Postura

Il lavoro al computer, dall’ufficio e in particolare il lavoro dal proprio domicilio, può comportare l’abitudine a passare molte ore in posizioni errate che, a lungo andare, possono risultare dannose per la nostra schiena. Dalla cervicalgia, al dolore alla colonna vertebrale e ai muscoli delle spalle, i disturbi della postura che possiamo sviluppare sono svariati. Imparare quali sono le posture sbagliate da assumere, cosa comportano e come correggerle, può essere utile per migliorare non solo la salute della schiena, ma anche il benessere nelle ore lavorative. Quando si lavora al computer, è importante mantenere l’asse della testa coincidente con il baricentro del corpo, dunque regolare su un medesimo piano spalle, petto e bacino. In questo modo si mantiene la testa dritta, evitando che, piegandosi in avanti, solleciti in maniera errata i muscoli posteriori.
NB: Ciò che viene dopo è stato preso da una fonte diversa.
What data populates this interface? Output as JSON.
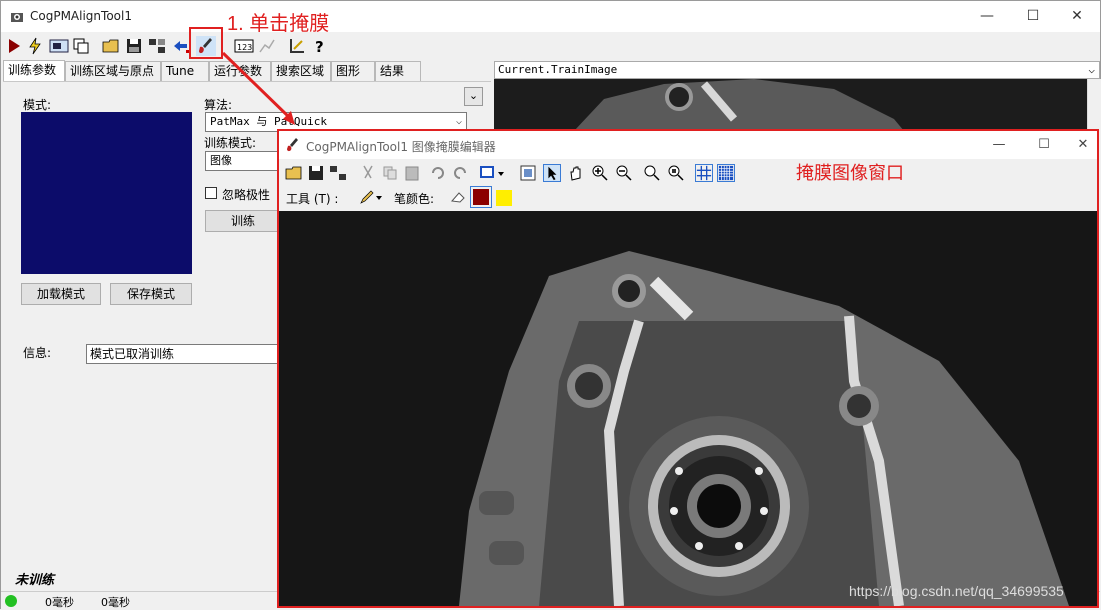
{
  "window": {
    "title": "CogPMAlignTool1"
  },
  "annotations": {
    "step1": "1. 单击掩膜",
    "mask_window": "掩膜图像窗口"
  },
  "tabs": [
    {
      "label": "训练参数"
    },
    {
      "label": "训练区域与原点"
    },
    {
      "label": "Tune"
    },
    {
      "label": "运行参数"
    },
    {
      "label": "搜索区域"
    },
    {
      "label": "图形"
    },
    {
      "label": "结果"
    }
  ],
  "panel": {
    "pattern_label": "模式:",
    "algorithm_label": "算法:",
    "algorithm_value": "PatMax 与 PatQuick",
    "train_mode_label": "训练模式:",
    "train_mode_value": "图像",
    "ignore_polarity": "忽略极性",
    "train_button": "训练",
    "load_pattern": "加载模式",
    "save_pattern": "保存模式",
    "info_label": "信息:",
    "info_value": "模式已取消训练"
  },
  "right_pane": {
    "image_selector": "Current.TrainImage"
  },
  "status": {
    "untrained": "未训练",
    "time1": "0毫秒",
    "time2": "0毫秒"
  },
  "mask_editor": {
    "title": "CogPMAlignTool1 图像掩膜编辑器",
    "tool_label": "工具 (T) :",
    "pen_color_label": "笔颜色:",
    "colors": {
      "dark_red": "#8b0000",
      "yellow": "#ffee00"
    },
    "watermark": "https://blog.csdn.net/qq_34699535"
  },
  "colors": {
    "annotation": "#e02020",
    "pattern_bg": "#0c0c6a"
  }
}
Per mantenere questa postura ed evitare di avere lo sguardo (e di conseguenza la testa) che tende verso l’alto o verso il basso, bisogna tenere il computer a circa 60-70 cm dal viso, con il bordo superiore dello schermo all’altezza degli occhi. Lavorare dal proprio domicilio ha aumentato alcune cattive abitudini posturali, in particolare quella di utilizzare il computer stando seduti o sdraiati sul divano e appoggiandolo sulle gambe. Questa posizione comporta l’insorgenza di dolori alla cervicale, poiché costringe a tenere la testa reclinata in avanti comportando uno sforzo per i muscoli posteriori del collo. Chi lavora da casa, dunque, dovrebbe cercare nei limiti del possibile di creare una postazione di lavoro simile a quella che utilizza in ufficio.